Agenda item

Finance and Capital Monitoring Report September 2021

Minutes:

The Leader (Councillor Nick Kelly) and Brendan Arnold (Service Director for Finance) presented the Finance and Capital Monitoring Report for September 2021 to Members.

 

Key points highlighted included:

 

·        

the report covered both the revenue forecasts and the capital position as at the end of September 2021 and were the same figures as those presented at full Council on the 22 November 2021 with the capital programme being voted through;

 

·        

the capital programme had been updated to reflect the newly approved schemes and full disclosure of the revenue savings targets and latest forecasts with regards to delivery. The forecast revenue outturn after the application of COVID grants and accounts or mitigating actions, was currently in overspend of £729k;

 

·        

the Customer and Corporate Services directorate, moved from an overspend of £1.185 million to £765k, and this positive movement was attributed to further vacancy management and treasury savings; the Director was continuing to explore further opportunities to manage this position;

 

·        

the Place Directorate was reporting an overspend of approximately £38,000 which was an adverse movement from month 5 where there was an underspend of £139k and this was due to the pressure on income targets, especially around car parking.

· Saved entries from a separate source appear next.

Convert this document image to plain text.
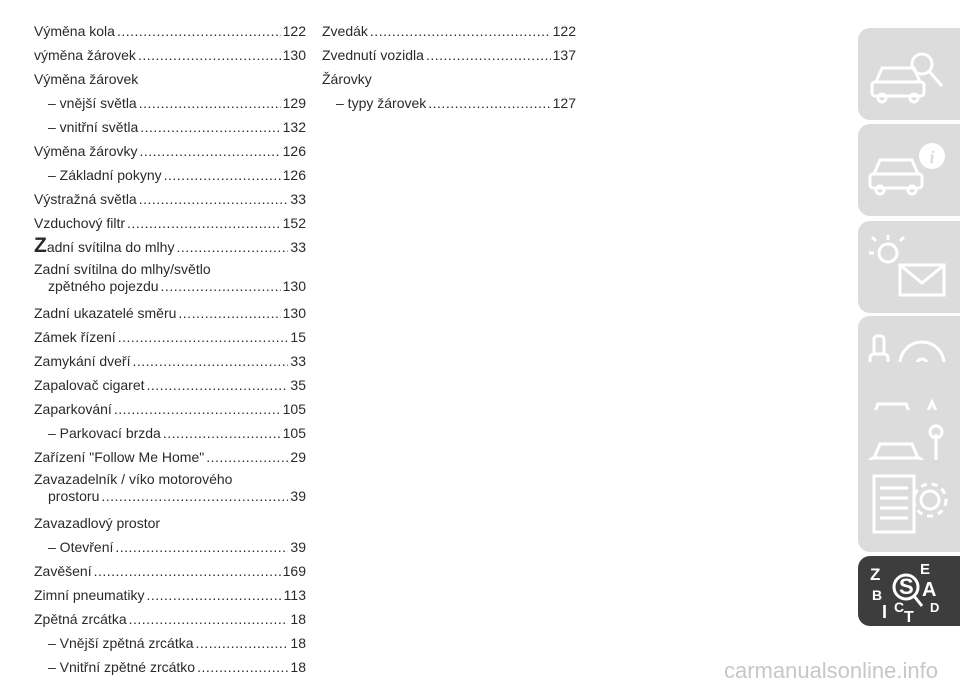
Výměna kola .....	122
výměna žárovek .....	130
Výměna žárovek
– vnější světla .....	129
– vnitřní světla .....	132
Výměna žárovky .....	126
– Základní pokyny .....	126
Výstražná světla .....	33
Vzduchový filtr .....	152
Zadní svítilna do mlhy .....	33
Zadní svítilna do mlhy/světlo
zpětného pojezdu .....	130
Zadní ukazatelé směru .....	130
Zámek řízení .....	15
Zamykání dveří .....	33
Zapalovač cigaret .....	35
Zaparkování .....	105
– Parkovací brzda .....	105
Zařízení "Follow Me Home" .....	29
Zavazadelník / víko motorového
prostoru .....	39
Zavazadlový prostor
– Otevření .....	39
Zavěšení .....	169
Zimní pneumatiky .....	113
Zpětná zrcátka .....	18
– Vnější zpětná zrcátka .....	18
– Vnitřní zpětné zrcátko .....	18
Zvedák .....	122
Zvednutí vozidla .....	137
Žárovky
– typy žárovek .....	127
i
Z	E
S A
B
I C
T
D
carmanualsonline.info
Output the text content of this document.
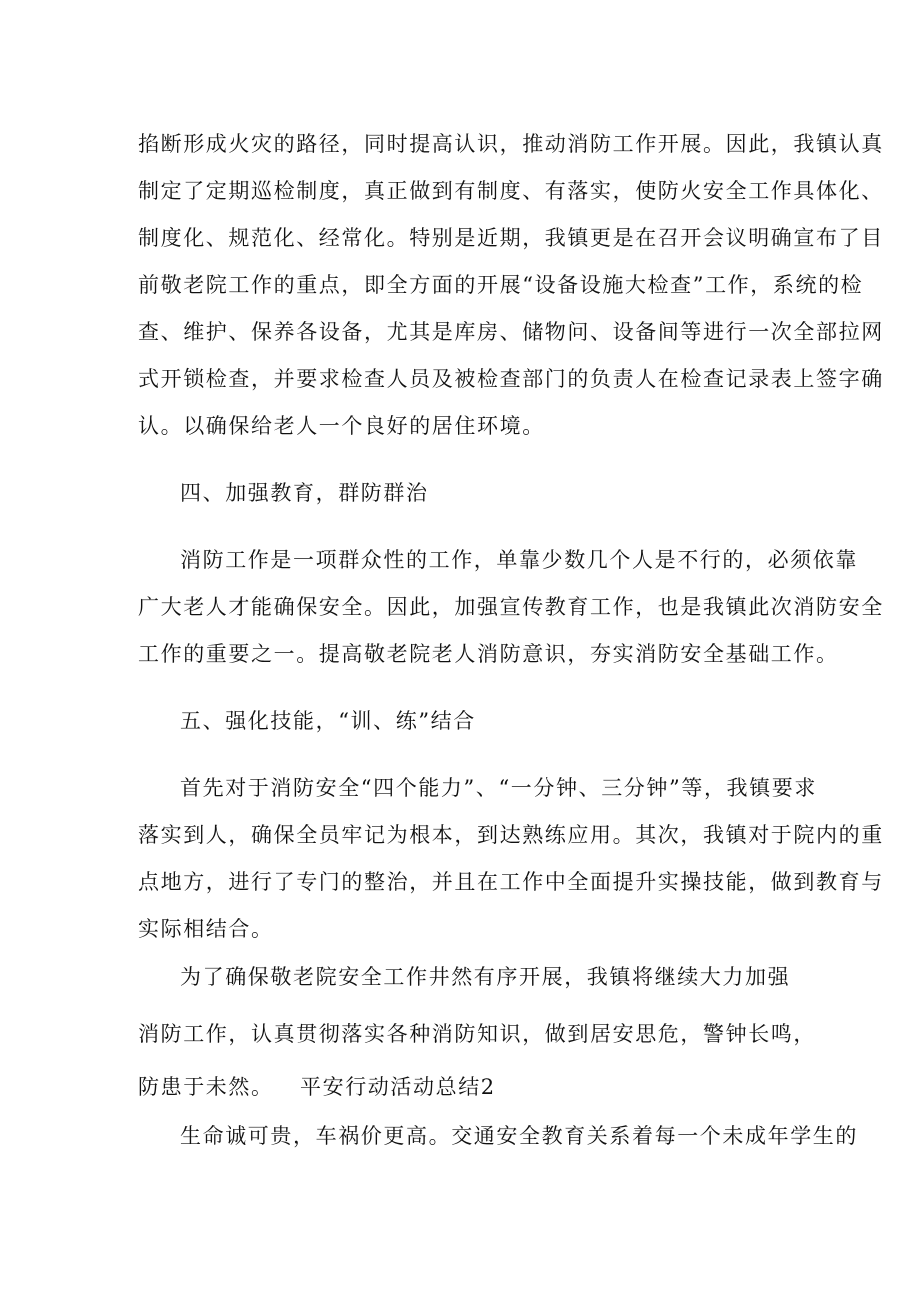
掐断形成火灾的路径，同时提高认识，推动消防工作开展。因此，我镇认真
制定了定期巡检制度，真正做到有制度、有落实，使防火安全工作具体化、
制度化、规范化、经常化。特别是近期，我镇更是在召开会议明确宣布了目
前敬老院工作的重点，即全方面的开展“设备设施大检查”工作，系统的检
查、维护、保养各设备，尤其是库房、储物问、设备间等进行一次全部拉网
式开锁检查，并要求检查人员及被检查部门的负责人在检查记录表上签字确
认。以确保给老人一个良好的居住环境。
四、加强教育，群防群治
消防工作是一项群众性的工作，单靠少数几个人是不行的，必须依靠
广大老人才能确保安全。因此，加强宣传教育工作，也是我镇此次消防安全
工作的重要之一。提高敬老院老人消防意识，夯实消防安全基础工作。
五、强化技能，“训、练”结合
首先对于消防安全“四个能力”、“一分钟、三分钟”等，我镇要求
落实到人，确保全员牢记为根本，到达熟练应用。其次，我镇对于院内的重
点地方，进行了专门的整治，并且在工作中全面提升实操技能，做到教育与
实际相结合。
为了确保敬老院安全工作井然有序开展，我镇将继续大力加强
消防工作，认真贯彻落实各种消防知识，做到居安思危，警钟长鸣，
防患于未然。 平安行动活动总结2
生命诚可贵，车祸价更高。交通安全教育关系着每一个未成年学生的
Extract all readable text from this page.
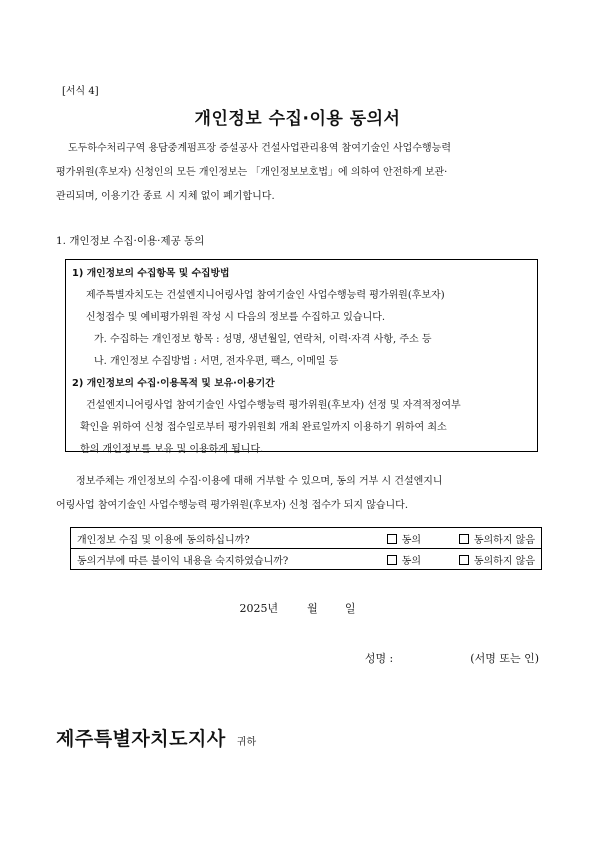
[서식 4]
개인정보 수집·이용 동의서

도두하수처리구역 용담중계펌프장 증설공사 건설사업관리용역 참여기술인 사업수행능력

평가위원(후보자) 신청인의 모든 개인정보는 「개인정보보호법」에 의하여 안전하게 보관·

관리되며, 이용기간 종료 시 지체 없이 폐기합니다.

1. 개인정보 수집·이용·제공 동의
1) 개인정보의 수집항목 및 수집방법
제주특별자치도는 건설엔지니어링사업 참여기술인 사업수행능력 평가위원(후보자)
신청접수 및 예비평가위원 작성 시 다음의 정보를 수집하고 있습니다.
가. 수집하는 개인정보 항목 : 성명, 생년월일, 연락처, 이력·자격 사항, 주소 등
나. 개인정보 수집방법 : 서면, 전자우편, 팩스, 이메일 등
2) 개인정보의 수집·이용목적 및 보유·이용기간
건설엔지니어링사업 참여기술인 사업수행능력 평가위원(후보자) 선정 및 자격적정여부
확인을 위하여 신청 접수일로부터 평가위원회 개최 완료일까지 이용하기 위하여 최소
한의 개인정보를 보유 및 이용하게 됩니다.

정보주체는 개인정보의 수집·이용에 대해 거부할 수 있으며, 동의 거부 시 건설엔지니

어링사업 참여기술인 사업수행능력 평가위원(후보자) 신청 접수가 되지 않습니다.

개인정보 수집 및 이용에 동의하십니까?	동의	동의하지 않음
동의거부에 따른 불이익 내용을 숙지하였습니까?	동의	동의하지 않음
2025년	월 일
성명 :	(서명 또는 인)
제주특별자치도지사 귀하
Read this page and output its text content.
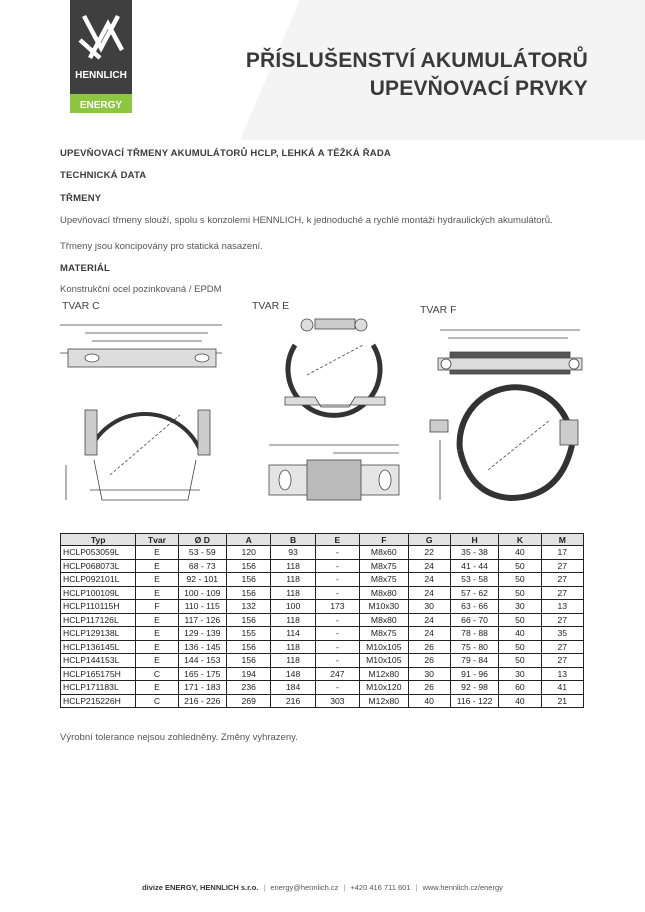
HENNLICH
ENERGY
PŘÍSLUŠENSTVÍ AKUMULÁTORŮ
UPEVŇOVACÍ PRVKY
UPEVŇOVACÍ TŘMENY AKUMULÁTORŮ HCLP, LEHKÁ A TĚŽKÁ ŘADA
TECHNICKÁ DATA
TŘMENY
Upevňovací třmeny slouží, spolu s konzolemi HENNLICH, k jednoduché a rychlé montáži hydraulických akumulátorů.
Třmeny jsou koncipovány pro statická nasazení.
MATERIÁL
Konstrukční ocel pozinkovaná / EPDM
TVAR C	TVAR E	TVAR F
Typ	Tvar	Ø D	A	B	E	F	G	H	K	M
HCLP053059L	E	53 - 59	120	93	-	M8x60	22	35 - 38	40	17
HCLP068073L	E	68 - 73	156	118	-	M8x75	24	41 - 44	50	27
HCLP092101L	E	92 - 101	156	118	-	M8x75	24	53 - 58	50	27
HCLP100109L	E	100 - 109	156	118	-	M8x80	24	57 - 62	50	27
HCLP110115H	F	110 - 115	132	100	173	M10x30	30	63 - 66	30	13
HCLP117126L	E	117 - 126	156	118	-	M8x80	24	66 - 70	50	27
HCLP129138L	E	129 - 139	155	114	-	M8x75	24	78 - 88	40	35
HCLP136145L	E	136 - 145	156	118	-	M10x105	26	75 - 80	50	27
HCLP144153L	E	144 - 153	156	118	-	M10x105	26	79 - 84	50	27
HCLP165175H	C	165 - 175	194	148	247	M12x80	30	91 - 96	30	13
HCLP171183L	E	171 - 183	236	184	-	M10x120	26	92 - 98	60	41
HCLP215226H	C	216 - 226	269	216	303	M12x80	40	116 - 122	40	21
Výrobní tolerance nejsou zohledněny. Změny vyhrazeny.
divize ENERGY, HENNLICH s.r.o. | energy@hennlich.cz | +420 416 711 601 | www.hennlich.cz/energy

Service areas were taking action to mitigate these additional costs and loss of income;

 

·        

the position of the additional costs and income lost due to COVID was currently showing a drawdown against grants of £16.562m; officers and members would work closely to manage the finances towards a balanced position at the end of the year;

 

·        

after the second quarter the Council was reporting achieved savings of just over £3m and savings on track of a further £6.41 million making a total of just under £9.5 million of the £13.845 million target savings for revenue; with regards to capital and the five year capital budget from 2021 to 2026 it was currently forecast at approximately £647.5m as at the 30 September 2021 and it's been adjusted to take into account the newly approved schemes and to adjust future funding assumptions.

 

Members discussed:

 

·        

the £420k saving in the Corporate and Customer Services directorate from £1.185m overspend down to £765k and how that would impact on the performance; it was responded that there was a significant downward variance due to the sensible and pragmatic judgments about the use of temporary staff

which was done in a way so that performance was not adversely affected. In addition the Directorate has tightened its belt in terms of expenditure and so there was not the same level of orders for some goods and services going through to bring the overspend under control;

 

·        

was the use of temporary staff more generally used across customer services and on what scale? It was responded that a written response could be provided however the Strategic Director of Customer and Corporate Services also covered finance, FM as well as customer services. The current vacancy rate across the department was in excess of approximately 6% of the establishment. The business support review that was started last year was now coming to fruition. The consultation process has been completed with the new structure due to be implemented on 12 January 2022; there would be some savings that are drawn from that;

 

·        

in respect of the capital programme, could reassurance be provided that there was some structure in place to look at the risk and cost base that was increasing specifically for construction related projects; it was responded that a structured review of business cases was already being undertaken and business cases submitted to the City Council Investment Board were considered if they were still affordable against the original business case. Members were advised that a written response to this would be provided to the committee;

 

·        

were the grants from government addressing the overspend within the childrens and adults social care department? Were the council expecting to receive further grants from Government? It was responded that the Covid 19 grants that have been provided in the drawdowns that have been made in terms of additional monies. Inflation was spiking around 4%, and that made everything far more expensive. The children and adults departments were still under pressure however were presently sitting within the budget assumptions that were built in when the 2021/22 budget was set;

 

·        

an indication as to what the £500k savings in facilities managements included and when it would be delivered; it was responded that condition surveys were currently being carried out on the corporate estate and this would achieve savings with shortfalls coming from within the Customer and Corporate Services department; the surveys were expected to be completed by the end of February;

 

·        

responses were still required regarding costs for manifesto commitments that were raised at a previous meeting; it was responded that some information had already been provided to a number of questions however the final responses linked to mitigation, would be provided.

 

It was agreed that –

 

1.

Members note the Finance and Capital Monitoring Report September 2021;

 

2.

Members were advised that a written response would be provided detailing the risk and affordability of the council’s business cases, specifically regarding construction, would be provided.